- PT ITSEC Asia Tbk resmi memperluas lini bisnis ke pengembangan perangkat lunak dan teknologi berbasis kecerdasan buatan.
- Keputusan ekspansi strategis tersebut telah memperoleh persetujuan pemegang saham melalui RUPSLB yang diselenggarakan pada 30 Juni 2026.
- Langkah ini bertujuan mempercepat komersialisasi teknologi keamanan siber serta memperbesar kontribusi pendapatan berulang bagi pertumbuhan jangka panjang perusahaan.
Dari sisi bisnis, model baru yang diusung ITSEC Asia juga dinilai memiliki prospek yang menjanjikan.

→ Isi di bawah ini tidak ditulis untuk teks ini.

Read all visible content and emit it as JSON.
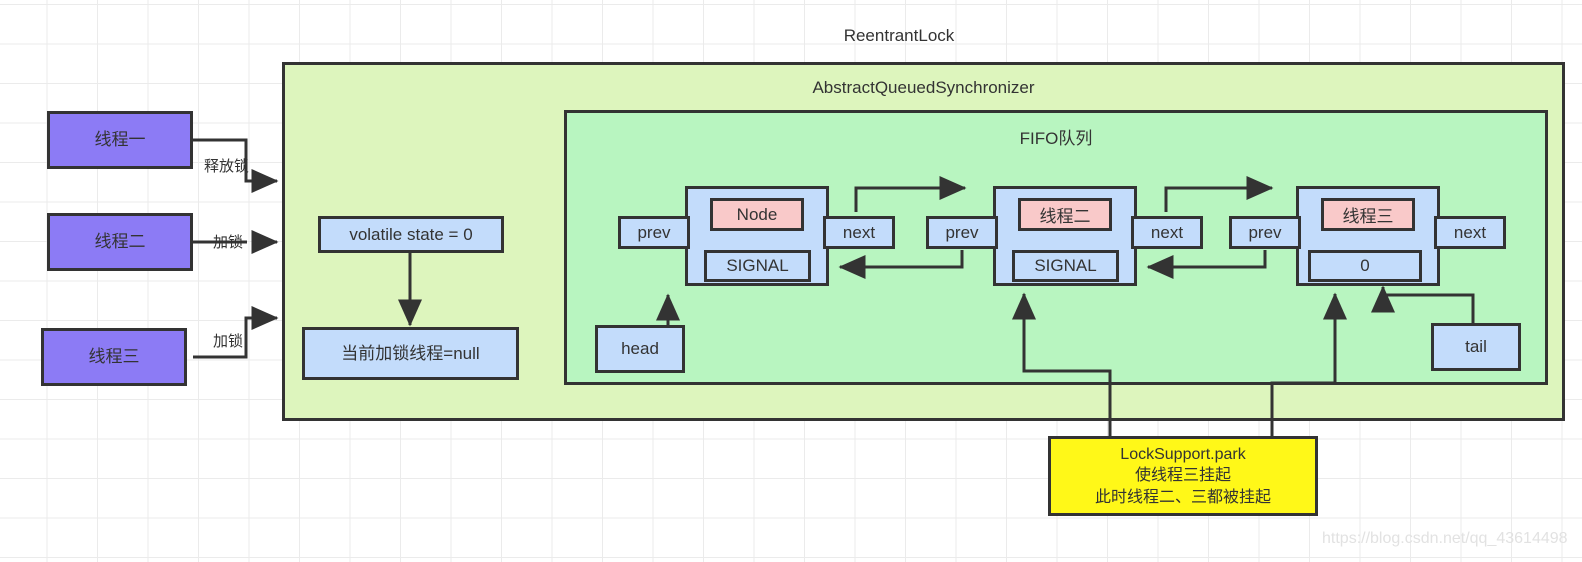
{
  "diagram": {
    "title": "ReentrantLock",
    "watermark": "https://blog.csdn.net/qq_43614498"
  },
  "containers": {
    "reentrant_lock": "ReentrantLock",
    "aqs": "AbstractQueuedSynchronizer",
    "fifo": "FIFO队列"
  },
  "threads": [
    {
      "label": "线程一",
      "edge_label": "释放锁"
    },
    {
      "label": "线程二",
      "edge_label": "加锁"
    },
    {
      "label": "线程三",
      "edge_label": "加锁"
    }
  ],
  "state": {
    "volatile_state": "volatile state = 0",
    "owner_thread": "当前加锁线程=null"
  },
  "queue": {
    "head_label": "head",
    "tail_label": "tail",
    "prev_label": "prev",
    "next_label": "next",
    "nodes": [
      {
        "name": "Node",
        "name_color": "pink",
        "status": "SIGNAL",
        "prev": "prev",
        "next": "next"
      },
      {
        "name": "线程二",
        "name_color": "pink",
        "status": "SIGNAL",
        "prev": "prev",
        "next": "next"
      },
      {
        "name": "线程三",
        "name_color": "pink",
        "status": "0",
        "prev": "prev",
        "next": "next"
      }
    ]
  },
  "note": {
    "line1": "LockSupport.park",
    "line2": "使线程三挂起",
    "line3": "此时线程二、三都被挂起"
  },
  "colors": {
    "thread_fill": "#8C7BF5",
    "blue_fill": "#c3dcfb",
    "pink_fill": "#f9c9c9",
    "aqs_fill": "#ddf5bd",
    "fifo_fill": "#b8f5c0",
    "note_fill": "#FFF818",
    "stroke": "#333333"
  }
}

![Patrick Dannacher, President Director ITSEC Asia dalam jumpa pers di Jakarta, Selasa (27/1/2026). [Suara.com/Dythia]](https://media.suara.com/pictures/653x366/2026/01/27/94078-patrick-dannacher-president-director-itsec-asia.jpg)
Berdasarkan studi kelayakan independen, model bisnis berbasis recurring revenue diproyeksikan mampu menghasilkan rata-rata Gross Profit Margin (GPM) sebesar 74 persen dan Net Profit Margin (NPM) sebesar 55 persen selama periode 2026–2031.
Implementasi strategi tersebut didukung investasi awal senilai Rp11 miliar yang seluruhnya berasal dari kas operasional internal perusahaan.
ITSEC Asia juga akan memanfaatkan infrastruktur teknologi serta kapabilitas riset dan pengembangan yang telah dimiliki sehingga ekspansi dapat dilakukan tanpa mengganggu disiplin pengelolaan modal.
Dengan strategi tersebut, perusahaan menargetkan transformasi menjadi perusahaan teknologi keamanan siber yang tidak hanya menyediakan layanan, tetapi juga memiliki portofolio intellectual property dan software berbasis AI sebagai mesin pertumbuhan jangka panjang.
Patrick menegaskan bahwa AI bukan ditujukan untuk menggantikan peran manusia, melainkan memperkuat kemampuan para profesional keamanan siber dalam menghadapi ancaman digital yang terus berkembang.
"Kami tidak melihat AI sebagai pengganti manusia dalam keamanan siber. Kami melihat AI sebagai pengganda kemampuan yang memungkinkan para ahli keamanan siber bekerja lebih cepat, mengambil keputusan lebih akurat dan melindungi lebih banyak organisasi. Masa depan keamanan siber bukan tentang manusia atau AI, tetapi bagaimana keduanya bekerja bersama untuk membangun ketahanan digital yang lebih kuat. Itulah masa depan yang sedang kami bangun di ITSEC Asia," tutup Patrick.